Le médecin rejoint Air France à la fin des années 1990. D'abord à temps partiel, le praticien fait "un petit peu de tout : de la vaccination, de la médecine du travail…". "Puis j'ai rejoint le siège d'Air France pour m'occuper des problèmes de passagers en vol et j'ai pris la fonction de médecin-conseil en 2016", retrace-t-il.
1 urgence tous les 604 vols
Une fonction bien différente de celle de médecin du travail, s'empresse-t-il de préciser, bien qu'elle consiste notamment à s'assurer que les quelque 4000 pilotes et 12 000 hôtesses et stewards de la compagnie aérienne française passent les visites médicales d'aptitude prévues par la règlementation de l'aviation civile. "Les pilotes ont l'obligation de faire une visite médicale tous les ans jusqu'à 60 ans, et tous les 6 mois après 60 ans", précise-t-il. Une règlementation renforcée depuis le crash, en 2015, d'un avion de la Germanwings, provoqué par le suicide d'un pilote traité pour dépression. Désormais, les pilotes font l'objet d'une évaluation psychologique à l'embauche et les membres d'équipage peuvent être soumis à des dépistages aléatoires de substances psychoactives.

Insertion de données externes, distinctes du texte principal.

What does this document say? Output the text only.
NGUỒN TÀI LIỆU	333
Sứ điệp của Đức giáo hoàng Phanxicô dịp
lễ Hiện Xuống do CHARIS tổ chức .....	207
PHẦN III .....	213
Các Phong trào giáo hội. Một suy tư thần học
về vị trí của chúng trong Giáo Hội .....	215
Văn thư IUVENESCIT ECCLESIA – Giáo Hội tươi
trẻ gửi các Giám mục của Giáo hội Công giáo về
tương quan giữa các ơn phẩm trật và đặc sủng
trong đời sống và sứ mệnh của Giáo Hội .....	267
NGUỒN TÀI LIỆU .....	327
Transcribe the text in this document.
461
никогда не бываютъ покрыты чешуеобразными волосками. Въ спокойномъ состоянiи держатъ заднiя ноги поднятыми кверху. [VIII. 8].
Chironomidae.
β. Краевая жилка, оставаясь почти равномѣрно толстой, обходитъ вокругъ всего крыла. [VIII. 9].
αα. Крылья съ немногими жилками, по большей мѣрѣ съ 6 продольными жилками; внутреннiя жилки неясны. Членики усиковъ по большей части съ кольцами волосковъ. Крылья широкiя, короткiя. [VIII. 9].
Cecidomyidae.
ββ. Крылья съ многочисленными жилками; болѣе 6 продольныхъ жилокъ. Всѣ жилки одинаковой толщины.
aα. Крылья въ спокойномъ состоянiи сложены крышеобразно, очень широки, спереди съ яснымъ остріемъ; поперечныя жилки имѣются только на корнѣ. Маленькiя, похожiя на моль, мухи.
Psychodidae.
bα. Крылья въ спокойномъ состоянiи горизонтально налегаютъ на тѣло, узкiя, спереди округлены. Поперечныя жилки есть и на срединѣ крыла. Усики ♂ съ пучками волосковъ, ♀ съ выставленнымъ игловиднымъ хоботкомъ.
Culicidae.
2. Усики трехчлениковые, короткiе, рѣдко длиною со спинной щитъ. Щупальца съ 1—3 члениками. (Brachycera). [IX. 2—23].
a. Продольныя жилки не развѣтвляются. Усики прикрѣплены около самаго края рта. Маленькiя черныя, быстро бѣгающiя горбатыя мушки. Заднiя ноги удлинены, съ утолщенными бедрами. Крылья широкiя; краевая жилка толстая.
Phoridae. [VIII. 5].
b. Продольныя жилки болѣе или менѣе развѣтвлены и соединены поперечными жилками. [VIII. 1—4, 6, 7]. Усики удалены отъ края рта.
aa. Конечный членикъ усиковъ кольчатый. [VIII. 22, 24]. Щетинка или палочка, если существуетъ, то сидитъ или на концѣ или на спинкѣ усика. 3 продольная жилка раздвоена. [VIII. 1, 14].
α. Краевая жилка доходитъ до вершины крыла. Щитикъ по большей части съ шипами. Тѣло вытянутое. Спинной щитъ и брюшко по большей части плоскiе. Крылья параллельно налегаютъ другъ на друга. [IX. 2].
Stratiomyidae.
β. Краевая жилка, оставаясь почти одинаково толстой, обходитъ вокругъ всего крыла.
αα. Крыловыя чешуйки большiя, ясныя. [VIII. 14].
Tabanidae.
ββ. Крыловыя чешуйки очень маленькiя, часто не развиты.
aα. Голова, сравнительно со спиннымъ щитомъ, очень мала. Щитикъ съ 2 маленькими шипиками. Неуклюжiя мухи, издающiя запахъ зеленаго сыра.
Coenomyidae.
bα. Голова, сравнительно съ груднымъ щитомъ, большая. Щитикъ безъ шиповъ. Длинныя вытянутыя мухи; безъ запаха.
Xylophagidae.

L'émergence du Covid, début 2020, a représenté un défi de taille pour le médecin-conseil : identifier les premiers cas contact, avant que les frontières ne ferment ; puis organiser le dépistage et la vaccination de l'équipage, quand les contrôles se sont imposés.
Mais la mission principale du Dr Feuillie reste la gestion des problèmes médicaux survenant en plein vol. "Je m'assure que les trousses médicales à bord des avions soient bien à jour et que les hôtesses et stewards 'recyclent' chaque année leur formation de secouriste."
Moins fréquentes qu'on ne l'imagine, les urgences à bord surviennent en moyenne dans un vol sur 604, d'après une étude parue en 2013 dans New England Journal of Medicine(2). Prendre l'avion est souvent un parcours du combattant, a fortiori pour une personne malade, explique Vincent Feuillie. A l'embarquement, l'équipage procède à un contrôle visuel, qui fait office de dernier filtre. "On se réserve le droit, en cas de doute sur l'état de santé d'un passager, de demander un avis médical", précise le médecin.
Bien que relativement peu fréquent, le problème médical le plus courant est en réalité… le malaise vagal. "Le stress de l'aéroport, des bagages, le fait d'être dans un espace confiné, la fatigue du vol, le décalage horaire, sont des facteurs favorisants", commente le médecin d'Air France. Pour le reste, dans les airs comme sur terre, surviennent des problèmes de tous ordres : digestifs, ORL, pulmonaires…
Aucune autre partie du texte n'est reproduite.